Static equilibrium is defined as the state in which a system is stable and at rest. If a system is in complete static equilibrium, this system must have both rotational equilibrium (net torque on the system is zero) and translational equilibrium (net force on the system is zero).

For an object to be in equilibrium, the net acceleration of the object must be zero. Meaning that both the net force acting on the body and the net torque on the object must be equal to zero. Here we will discuss the first condition that is when the net force is zero.The mathematical expression of the first condition is given by ${F_{net}} = 0$.

For this condition of the system, the forces acting along each of the axes of motion of the object must be equal to zero.
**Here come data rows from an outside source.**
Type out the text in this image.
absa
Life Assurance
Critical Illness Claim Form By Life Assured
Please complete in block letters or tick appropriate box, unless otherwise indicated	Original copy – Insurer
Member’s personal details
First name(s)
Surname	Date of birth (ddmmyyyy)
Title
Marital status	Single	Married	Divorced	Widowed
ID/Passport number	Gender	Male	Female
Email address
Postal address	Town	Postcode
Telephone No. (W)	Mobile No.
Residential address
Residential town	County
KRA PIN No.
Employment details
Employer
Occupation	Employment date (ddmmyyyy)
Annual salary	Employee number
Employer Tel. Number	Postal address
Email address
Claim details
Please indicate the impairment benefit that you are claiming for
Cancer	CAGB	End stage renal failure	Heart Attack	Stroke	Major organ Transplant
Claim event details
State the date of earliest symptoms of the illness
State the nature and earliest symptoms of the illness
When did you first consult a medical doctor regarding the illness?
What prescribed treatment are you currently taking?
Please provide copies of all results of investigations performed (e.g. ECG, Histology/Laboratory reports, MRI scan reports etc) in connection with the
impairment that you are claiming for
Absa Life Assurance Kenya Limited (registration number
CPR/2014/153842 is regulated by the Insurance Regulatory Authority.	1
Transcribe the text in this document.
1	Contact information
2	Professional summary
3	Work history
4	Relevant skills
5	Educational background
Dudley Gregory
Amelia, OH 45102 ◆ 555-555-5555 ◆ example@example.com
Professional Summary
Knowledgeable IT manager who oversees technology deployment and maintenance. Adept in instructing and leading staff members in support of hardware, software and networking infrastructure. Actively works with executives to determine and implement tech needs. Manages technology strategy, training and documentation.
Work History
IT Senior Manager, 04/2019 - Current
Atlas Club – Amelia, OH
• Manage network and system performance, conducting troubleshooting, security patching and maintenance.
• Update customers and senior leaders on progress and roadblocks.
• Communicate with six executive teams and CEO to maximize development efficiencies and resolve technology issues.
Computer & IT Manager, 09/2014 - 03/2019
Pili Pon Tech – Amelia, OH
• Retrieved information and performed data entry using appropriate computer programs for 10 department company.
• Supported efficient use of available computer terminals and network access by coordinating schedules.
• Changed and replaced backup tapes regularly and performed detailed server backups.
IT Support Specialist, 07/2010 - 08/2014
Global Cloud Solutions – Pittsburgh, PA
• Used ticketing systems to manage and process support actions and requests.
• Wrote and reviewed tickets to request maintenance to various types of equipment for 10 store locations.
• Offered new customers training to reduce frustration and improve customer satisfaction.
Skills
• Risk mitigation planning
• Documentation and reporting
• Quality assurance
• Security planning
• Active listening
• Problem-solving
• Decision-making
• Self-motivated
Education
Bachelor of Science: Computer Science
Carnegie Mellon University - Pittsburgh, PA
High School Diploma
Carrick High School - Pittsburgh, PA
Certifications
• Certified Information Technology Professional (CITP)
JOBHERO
In a 2D system that can be written as, the net external forces acting along the x– and y-axes are zero. This can be written as,
$net\,{F_x} = 0\,\,and\,\,net\,{F_y} = 0$
The condition ${F_{net}} = 0$ have to be true for both types of static equilibrium, where the velocity of the object is zero, and for dynamic equilibrium of the system, the object will be moving at a constant velocity only.

The second condition of static equilibrium states that the net torque acting on an object must be equal to zero. This second condition is necessary. To achieve absolute equilibrium by an object involves avoiding any type of accelerated motion that includes accelerated rotation (a constant angular velocity). A rotating body or system can be said to be in equilibrium if its rate of rotational motion is constant and remains unchanged with respect to time by the torques acting on it.

The mathematical expression of the magnitude of torque is given by, $\tau = rFsin\theta$ where $\tau$ the symbol for torque is, $r$ is the distance from the pivot point to the point where the force is applied, $F$ is the magnitude of the parallel force, and $\theta$ is the angle between the force and the vector directed from the point of application to the pivot point.

Note: Static equilibrium is a valuable tool for analyzing motions: for example, if two forces are applied on an object which is in static equilibrium, then they will add up to zero. If we know the direction and magnitude of one of the forces, we can write an equation to determine the magnitude and direction of the unknown force.